Calling all concerned citizens – your presence is wanted and needed this evening.

Calling all concerned citizens – your presence is wanted and needed this evening.

Tonight at 6:30 in the Blue Springs Public Safety building, 1100 S.W. Smith St., the public is encouraged to attend the first public meeting for the Mayor’s Advisory Committee on Public Safety.

Emil Spears, chairman of the group, said the 6:30 p.m. meeting is not designed to be a complaint session, but rather a chance for people to come and offer suggestions, as well as let group members know what’s going on in the city.

The committee, which is expected to give a presentation to City Council in the spring, continues what appears to be a tradition with Mayor Carson Ross.

Shortly after his election victory, he formed a Multi-family Task Force, a four-member panel responsible for examining the issue of multi-family housing and ways to limit the number of such projects and the aesthetic quality of those approved projects.

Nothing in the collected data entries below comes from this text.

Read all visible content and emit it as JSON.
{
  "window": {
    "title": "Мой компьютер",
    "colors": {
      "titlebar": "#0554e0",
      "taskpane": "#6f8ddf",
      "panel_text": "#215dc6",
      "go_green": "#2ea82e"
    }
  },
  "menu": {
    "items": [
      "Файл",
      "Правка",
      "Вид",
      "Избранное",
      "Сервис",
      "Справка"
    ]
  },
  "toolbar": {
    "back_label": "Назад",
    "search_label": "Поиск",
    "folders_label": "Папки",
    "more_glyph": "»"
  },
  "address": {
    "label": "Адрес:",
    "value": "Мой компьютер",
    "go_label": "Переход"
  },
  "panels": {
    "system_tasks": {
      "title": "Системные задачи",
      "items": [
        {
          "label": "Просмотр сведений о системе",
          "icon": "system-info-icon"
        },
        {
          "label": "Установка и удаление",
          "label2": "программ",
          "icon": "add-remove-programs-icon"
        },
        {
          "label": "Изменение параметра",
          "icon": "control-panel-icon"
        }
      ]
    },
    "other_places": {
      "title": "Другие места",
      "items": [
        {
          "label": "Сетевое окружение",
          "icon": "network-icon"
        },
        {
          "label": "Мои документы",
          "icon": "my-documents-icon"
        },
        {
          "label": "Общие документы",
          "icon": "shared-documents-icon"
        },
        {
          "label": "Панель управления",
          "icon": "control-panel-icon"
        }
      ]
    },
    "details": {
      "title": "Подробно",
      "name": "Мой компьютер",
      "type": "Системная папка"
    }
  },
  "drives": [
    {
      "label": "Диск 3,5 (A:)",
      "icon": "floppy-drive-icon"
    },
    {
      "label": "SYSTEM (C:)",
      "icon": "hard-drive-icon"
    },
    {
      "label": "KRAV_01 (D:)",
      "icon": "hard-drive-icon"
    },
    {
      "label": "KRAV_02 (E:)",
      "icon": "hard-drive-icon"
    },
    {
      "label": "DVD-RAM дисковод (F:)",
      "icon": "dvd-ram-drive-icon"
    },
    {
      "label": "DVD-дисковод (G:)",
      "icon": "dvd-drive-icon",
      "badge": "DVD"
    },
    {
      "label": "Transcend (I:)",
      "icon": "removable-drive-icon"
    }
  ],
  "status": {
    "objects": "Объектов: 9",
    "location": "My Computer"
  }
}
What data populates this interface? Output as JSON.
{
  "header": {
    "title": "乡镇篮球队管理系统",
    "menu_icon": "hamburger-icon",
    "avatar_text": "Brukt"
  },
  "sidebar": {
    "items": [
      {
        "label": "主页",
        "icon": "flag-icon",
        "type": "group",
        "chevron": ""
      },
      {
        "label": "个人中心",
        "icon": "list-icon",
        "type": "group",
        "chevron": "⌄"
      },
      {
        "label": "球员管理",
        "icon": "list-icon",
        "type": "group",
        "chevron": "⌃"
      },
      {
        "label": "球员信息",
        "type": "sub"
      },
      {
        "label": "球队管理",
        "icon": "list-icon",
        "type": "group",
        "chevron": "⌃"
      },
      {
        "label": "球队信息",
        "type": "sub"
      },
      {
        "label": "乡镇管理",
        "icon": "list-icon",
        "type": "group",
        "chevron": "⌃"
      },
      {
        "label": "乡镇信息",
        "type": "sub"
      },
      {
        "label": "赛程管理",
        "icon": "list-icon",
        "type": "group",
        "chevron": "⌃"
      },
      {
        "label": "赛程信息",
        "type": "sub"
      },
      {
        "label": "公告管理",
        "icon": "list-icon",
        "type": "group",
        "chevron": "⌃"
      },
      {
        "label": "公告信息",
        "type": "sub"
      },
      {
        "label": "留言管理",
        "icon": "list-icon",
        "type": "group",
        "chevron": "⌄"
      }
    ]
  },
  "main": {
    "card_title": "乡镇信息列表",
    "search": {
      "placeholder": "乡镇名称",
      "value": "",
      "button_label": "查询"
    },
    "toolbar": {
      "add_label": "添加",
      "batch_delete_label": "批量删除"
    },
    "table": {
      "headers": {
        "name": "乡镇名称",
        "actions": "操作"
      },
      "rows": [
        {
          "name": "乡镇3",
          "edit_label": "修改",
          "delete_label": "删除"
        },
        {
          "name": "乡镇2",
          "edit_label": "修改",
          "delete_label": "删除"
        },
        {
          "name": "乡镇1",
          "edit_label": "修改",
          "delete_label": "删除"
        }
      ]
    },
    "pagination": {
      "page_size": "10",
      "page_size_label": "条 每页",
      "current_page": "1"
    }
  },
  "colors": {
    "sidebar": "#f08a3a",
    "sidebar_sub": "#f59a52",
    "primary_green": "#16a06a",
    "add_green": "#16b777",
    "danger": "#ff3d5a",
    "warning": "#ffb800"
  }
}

Spears said earlier this month that there is much work to do if the department wants to improve on three critical areas raised by the public in a survey.

The three areas – increased visibility in neighborhoods and in retail areas and crime prevention tactics – are some of the most pressing concerns among the growing population, Spears said.

Spears said he’s logged nearly 400 hours in preliminary work since the committee was formed by Mayor Ross in the fall. Both Spears and committee member Greg Washington have been talking to many in the department, gathering information about current conditions and scenarios at the department.

Washington joins Spears and Vernon Scoville III, currently an associate circuit judge of the Jackson County Circuit Court 16th District.

The new year looks encouraging, however, with one of the expected four new police officers hitting the streets by the end of January. The three remaining officers, hired as part of the city’s quest for additional officers in 2008 should start in late summer.

The committee will also talk about the federally mandated conversion to a 700 MHz band by 2013, which could cost as much as $8 million.